3. SMCLMDA: statistical meta-paths contrastive learning for predicting miRNA-disease multidimensional relationships

期刊：bioRxiv

链接：https://www.biorxiv.org/content/10.1101/2025.02.11.637780v1

简介：本文提出了一种基于统计元路径对比学习的新方法（SMCLMDA），用于准确预测miRNA与疾病之间的多维关系（包括上下调、因果/非因果关系），创新点在于通过构建统计元路径视图并结合对比学习策略，增强了相似性视图的表示。方法上，SMCLMDA首先利用Node2Vec获取miRNA和疾病的局部结构信息作为图卷积神经网络（GCN）的初始节点输入，然后通过统计方法构建元路径视图，并通过对比学习策略增强相似性视图的表示，最后通过多层感知机（MLP）计算miRNA与疾病多维关系的预测概率。实验使用了HMDD v4.0、miR2Disease和miRTarBase等数据集，结果表明SMCLMDA在预测传统关联、上下调及因果/非因果关系方面均优于现有方法，案例研究进一步验证了其在识别潜在miRNA-疾病关联中的有效性。总结而言，SMCLMDA通过统计元路径和对比学习策略，显著提升了miRNA-疾病多维关系的预测性能。

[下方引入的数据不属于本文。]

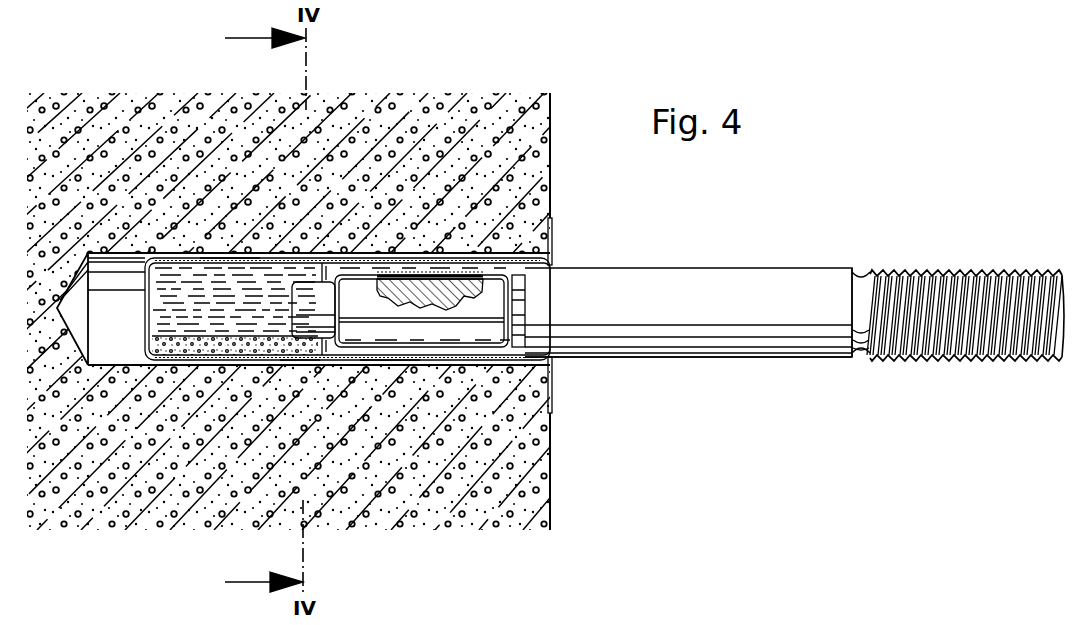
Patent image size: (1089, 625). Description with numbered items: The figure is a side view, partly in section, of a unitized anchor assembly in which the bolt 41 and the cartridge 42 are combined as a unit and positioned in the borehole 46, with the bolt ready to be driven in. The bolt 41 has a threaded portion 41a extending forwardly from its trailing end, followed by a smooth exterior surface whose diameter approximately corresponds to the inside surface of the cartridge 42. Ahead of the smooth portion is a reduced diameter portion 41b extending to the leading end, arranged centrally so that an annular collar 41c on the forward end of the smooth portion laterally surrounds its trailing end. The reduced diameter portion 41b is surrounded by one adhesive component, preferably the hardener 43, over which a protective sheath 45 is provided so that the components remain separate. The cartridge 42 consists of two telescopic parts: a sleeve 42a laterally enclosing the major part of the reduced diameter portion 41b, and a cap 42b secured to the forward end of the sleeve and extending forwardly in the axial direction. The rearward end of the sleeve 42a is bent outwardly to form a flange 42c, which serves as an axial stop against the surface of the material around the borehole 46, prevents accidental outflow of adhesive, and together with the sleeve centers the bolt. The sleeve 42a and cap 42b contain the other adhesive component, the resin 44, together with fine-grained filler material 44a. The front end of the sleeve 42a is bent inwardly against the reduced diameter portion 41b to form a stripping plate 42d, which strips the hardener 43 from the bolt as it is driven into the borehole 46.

The anchor bolt 41 is at (730, 266).
The threaded portion 41a is at (895, 358).
The reduced diameter portion 41b is at (307, 284).
The annular collar 41c is at (521, 290).
The cartridge 42 is at (331, 362).
The sleeve 42a is at (390, 362).
The cap 42b is at (231, 262).
The flange 42c is at (553, 396).
The stripping plate 42d is at (297, 342).
The hardener 43 is at (425, 282).
The resin 44 is at (171, 264).
The filler material 44a is at (195, 354).
The protective sheath 45 is at (470, 278).
The borehole 46 is at (124, 362).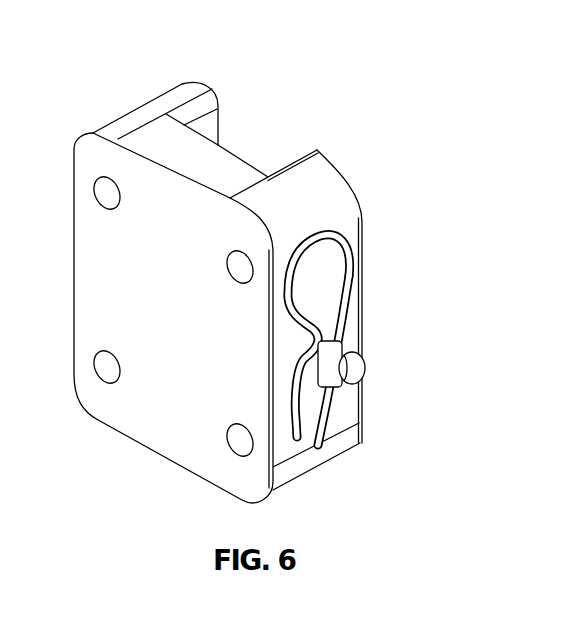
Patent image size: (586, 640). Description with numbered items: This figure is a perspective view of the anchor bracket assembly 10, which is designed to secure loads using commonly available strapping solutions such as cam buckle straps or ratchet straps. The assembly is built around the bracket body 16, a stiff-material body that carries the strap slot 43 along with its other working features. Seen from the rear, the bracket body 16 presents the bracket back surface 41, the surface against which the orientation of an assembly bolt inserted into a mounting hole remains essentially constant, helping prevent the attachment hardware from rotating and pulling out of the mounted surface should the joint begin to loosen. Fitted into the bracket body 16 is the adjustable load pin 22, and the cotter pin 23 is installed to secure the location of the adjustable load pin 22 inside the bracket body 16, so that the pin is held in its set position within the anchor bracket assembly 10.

The anchor bracket assembly 10 is at (201, 30).
The bracket body 16 is at (335, 177).
The adjustable load pin 22 is at (355, 370).
The cotter pin 23 is at (352, 262).
The bracket back surface 41 is at (178, 317).
The strap slot 43 is at (237, 141).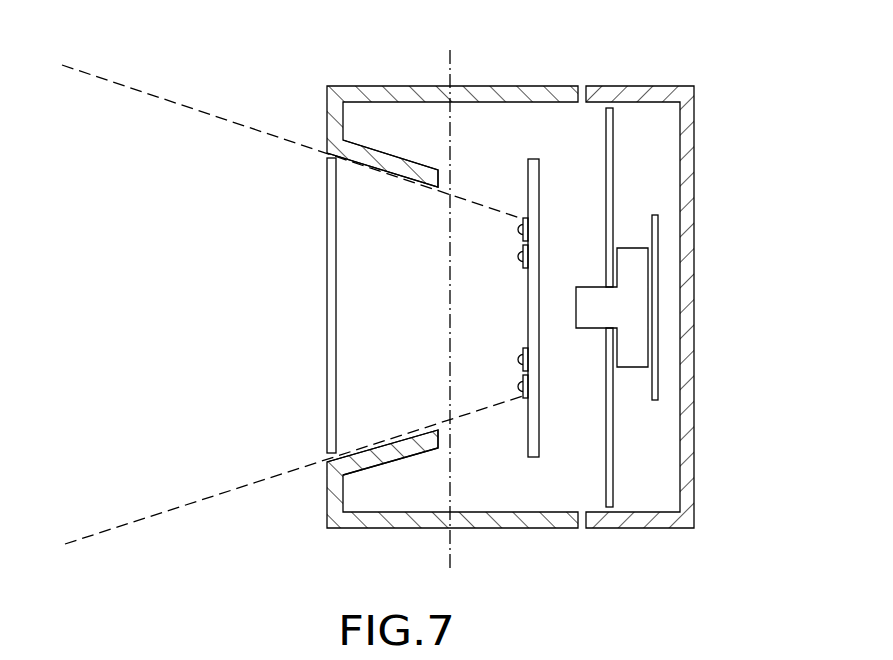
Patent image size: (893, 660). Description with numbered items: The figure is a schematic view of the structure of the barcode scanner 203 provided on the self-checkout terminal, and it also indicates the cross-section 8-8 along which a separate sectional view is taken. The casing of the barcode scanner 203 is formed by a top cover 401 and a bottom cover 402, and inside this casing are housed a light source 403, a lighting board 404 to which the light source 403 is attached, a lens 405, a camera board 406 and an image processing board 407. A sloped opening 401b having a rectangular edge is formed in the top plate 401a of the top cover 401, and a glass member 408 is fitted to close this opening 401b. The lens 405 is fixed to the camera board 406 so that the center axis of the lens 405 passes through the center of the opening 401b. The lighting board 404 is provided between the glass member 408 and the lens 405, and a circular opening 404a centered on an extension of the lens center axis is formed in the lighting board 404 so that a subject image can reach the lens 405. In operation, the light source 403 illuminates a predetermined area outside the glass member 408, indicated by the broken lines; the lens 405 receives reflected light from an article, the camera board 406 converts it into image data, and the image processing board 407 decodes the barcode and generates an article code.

The barcode scanner 203 is at (675, 53).
The cross-section 8- 8 is at (447, 62).
The top cover 401 is at (552, 85).
The top plate 401a is at (326, 113).
The opening 401b is at (383, 275).
The bottom cover 402 is at (632, 85).
The light source 403 is at (502, 227).
The lighting board 404 is at (540, 166).
The circular opening 404a is at (534, 268).
The lens 405 is at (588, 287).
The camera board 406 is at (652, 230).
The image processing board 407 is at (613, 123).
The glass member 408 is at (327, 293).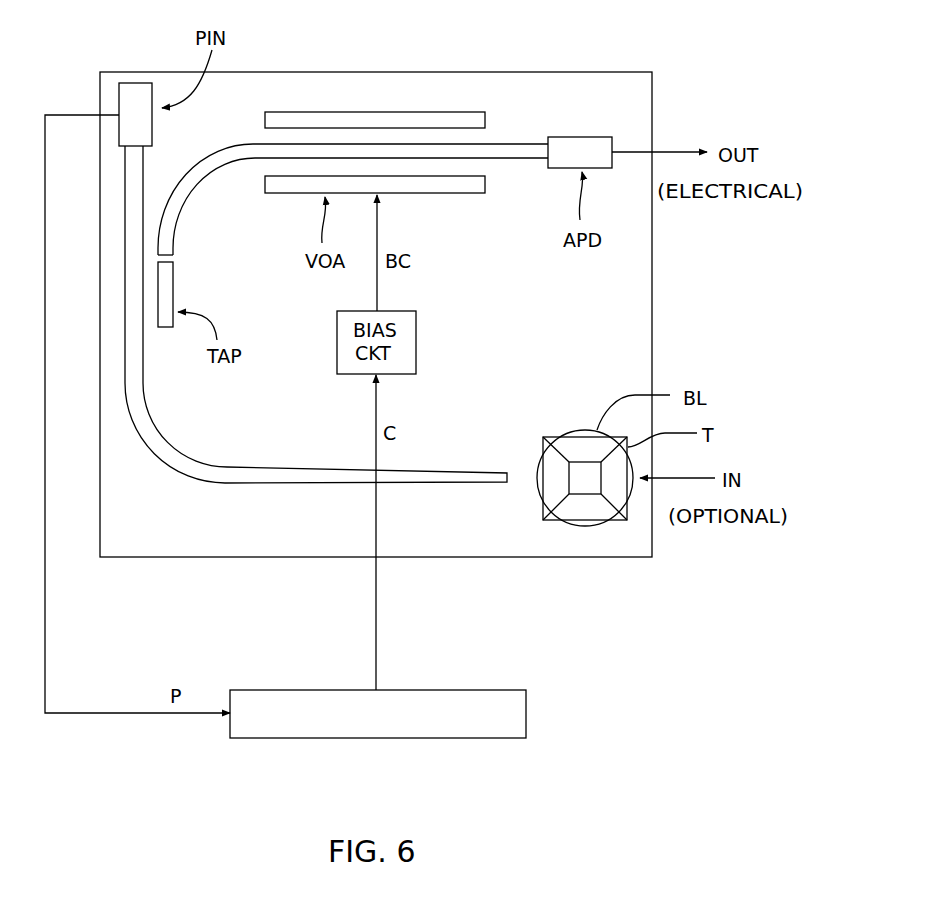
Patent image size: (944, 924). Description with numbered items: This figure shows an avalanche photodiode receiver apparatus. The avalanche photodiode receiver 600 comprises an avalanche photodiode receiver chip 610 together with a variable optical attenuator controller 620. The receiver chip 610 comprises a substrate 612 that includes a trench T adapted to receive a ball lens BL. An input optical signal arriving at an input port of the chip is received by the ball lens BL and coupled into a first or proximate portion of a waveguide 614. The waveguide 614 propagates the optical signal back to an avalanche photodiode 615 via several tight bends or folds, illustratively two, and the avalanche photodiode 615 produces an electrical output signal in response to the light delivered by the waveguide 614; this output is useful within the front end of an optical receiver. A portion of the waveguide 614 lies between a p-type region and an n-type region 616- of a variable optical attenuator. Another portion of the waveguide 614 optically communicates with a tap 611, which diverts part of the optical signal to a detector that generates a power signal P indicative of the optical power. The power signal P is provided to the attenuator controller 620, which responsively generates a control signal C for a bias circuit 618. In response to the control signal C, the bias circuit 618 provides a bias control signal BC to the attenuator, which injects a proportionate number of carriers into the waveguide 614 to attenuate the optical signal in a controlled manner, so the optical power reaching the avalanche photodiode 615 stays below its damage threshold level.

The APD receiver 600 is at (636, 720).
The APD receiver chip 610 is at (640, 73).
The tap 611 is at (175, 282).
The substrate 612 is at (618, 111).
The waveguide 614 is at (455, 470).
The avalanche photodiode (APD) 615 is at (600, 168).
The n-type region 616- is at (485, 182).
The bias circuit 618 is at (133, 83).
The VOA controller 620 is at (465, 738).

4. Normalized Protein–Ligand Distance Likelihood Score for End-to-End Blind Docking and Virtual Screening

期刊：Journal of Chemical Information and Modeling

链接：https://pubs.acs.org/doi/10.1021/acs.jcim.4c01014

简介：本文提出了DiffDock-NMDN协议，结合扩散生成模型DiffDock和基于归一化混合密度网络（NMDN）的评分函数，实现了端到端的盲对接和虚拟筛选，创新点在于通过NMDN评分函数从序列数据中学习蛋白质-配体距离的概率密度分布，并引入交互模块预测实验结合亲和力，显著提升了虚拟筛选的准确性。方法上，DiffDock-NMDN首先利用DiffDock生成多个配体结合构象，然后通过NMDN评分函数选择最优构象，最后使用评分函数估计结合亲和力。实验在PDBbind、CASF-2016、MerckFEP和LIT-PCBA等数据集上进行，结果表明DiffDock-NMDN在盲对接和虚拟筛选任务中均优于现有方法，特别是在LIT-PCBA数据集上实现了平均4.96的富集因子。总结而言，DiffDock-NMDN不仅提供了高效的盲对接和虚拟筛选协议，还为未来评分函数的开发提供了新的基准。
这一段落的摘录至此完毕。